Re: Indigenous Greed?

Danny Yee (danny@STAFF.CS.SU.OZ.AU)
Tue, 7 Mar 1995 21:07:41 +1000

Bret Diamond writes:
> Ah yes, the perpetuation of yet another myth about the
> "backwardness" of native peoples. Danny Yee writes about the
> unsustainability of swidden horticulture as practiced by many indigenous
> groups for thousands of years.

I made a very specific claim about swidden agriculture *in Polynesia*,
based on a secondary source which I named (e.g. Kirch's _The Wet and
the Dry_); Cameron Laird offered another source (the Science article).
There's no point beating me over the head with:

> Biologists, Anthropologists, and Soil
> Scientists, (among others) have published numerous reports dispelling the
> myth that swidden horticulture is not sustainable.

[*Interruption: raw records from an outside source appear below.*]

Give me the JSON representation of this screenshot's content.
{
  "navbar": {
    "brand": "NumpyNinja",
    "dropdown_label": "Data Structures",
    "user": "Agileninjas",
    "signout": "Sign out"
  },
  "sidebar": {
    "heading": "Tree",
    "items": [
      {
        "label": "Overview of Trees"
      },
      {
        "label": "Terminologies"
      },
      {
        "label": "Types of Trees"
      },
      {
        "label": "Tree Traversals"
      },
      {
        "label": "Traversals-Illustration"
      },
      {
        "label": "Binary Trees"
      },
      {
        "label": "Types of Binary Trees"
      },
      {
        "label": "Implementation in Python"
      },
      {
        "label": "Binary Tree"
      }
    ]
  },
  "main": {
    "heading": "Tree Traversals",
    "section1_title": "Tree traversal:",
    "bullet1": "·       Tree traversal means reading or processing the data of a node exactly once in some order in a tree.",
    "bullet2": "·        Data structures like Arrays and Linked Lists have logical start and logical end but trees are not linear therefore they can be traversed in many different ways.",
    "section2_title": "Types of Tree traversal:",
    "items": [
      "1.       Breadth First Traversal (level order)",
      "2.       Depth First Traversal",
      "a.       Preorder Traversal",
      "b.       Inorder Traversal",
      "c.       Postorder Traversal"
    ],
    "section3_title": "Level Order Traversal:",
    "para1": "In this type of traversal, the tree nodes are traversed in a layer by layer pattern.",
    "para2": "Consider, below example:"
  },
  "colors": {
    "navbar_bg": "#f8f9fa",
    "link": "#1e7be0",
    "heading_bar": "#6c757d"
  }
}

Read my sources and refute them, or give me more concrete references.

> The key factor in its
> success, is a large enough area of land in order to provide for
> sufficiant rotations/fallow periods for the land to recover. As the
> available land supply diminishes, so does the viability of swidden
> techniques.

At least in Polynesia, there *isn't enough land for this to work*.
Capitalist extractive procedures would probably work fine with infinite
resources too.

[ Note that I am *not* saying that there are no differences between
the two!! Mining by Australian phosphate companies did more damage
to Nauru in a few decades than any of the Polynesians managed to do to
their islands in millenia. ]

> But again, we need to remember that these people are merely
> trying to feed themselves, not buy a new Lexus or put a down payment on a
> ski condo at Vail.

> I believe that if we are to have any hope for our future, we need
> to reexamine the ways that we use the earth. We have the potential to
> learn a lot from native peoples that have 20 or 30 thousand years of on
> the job training.

No argument here. But creating a dichotomy whereby everything "native
peoples" did/do is good and everything "we" do is bad isn't going to help
this process at all.

Danny Yee,
who would retire now if he had enough for the down payment on a ski condo.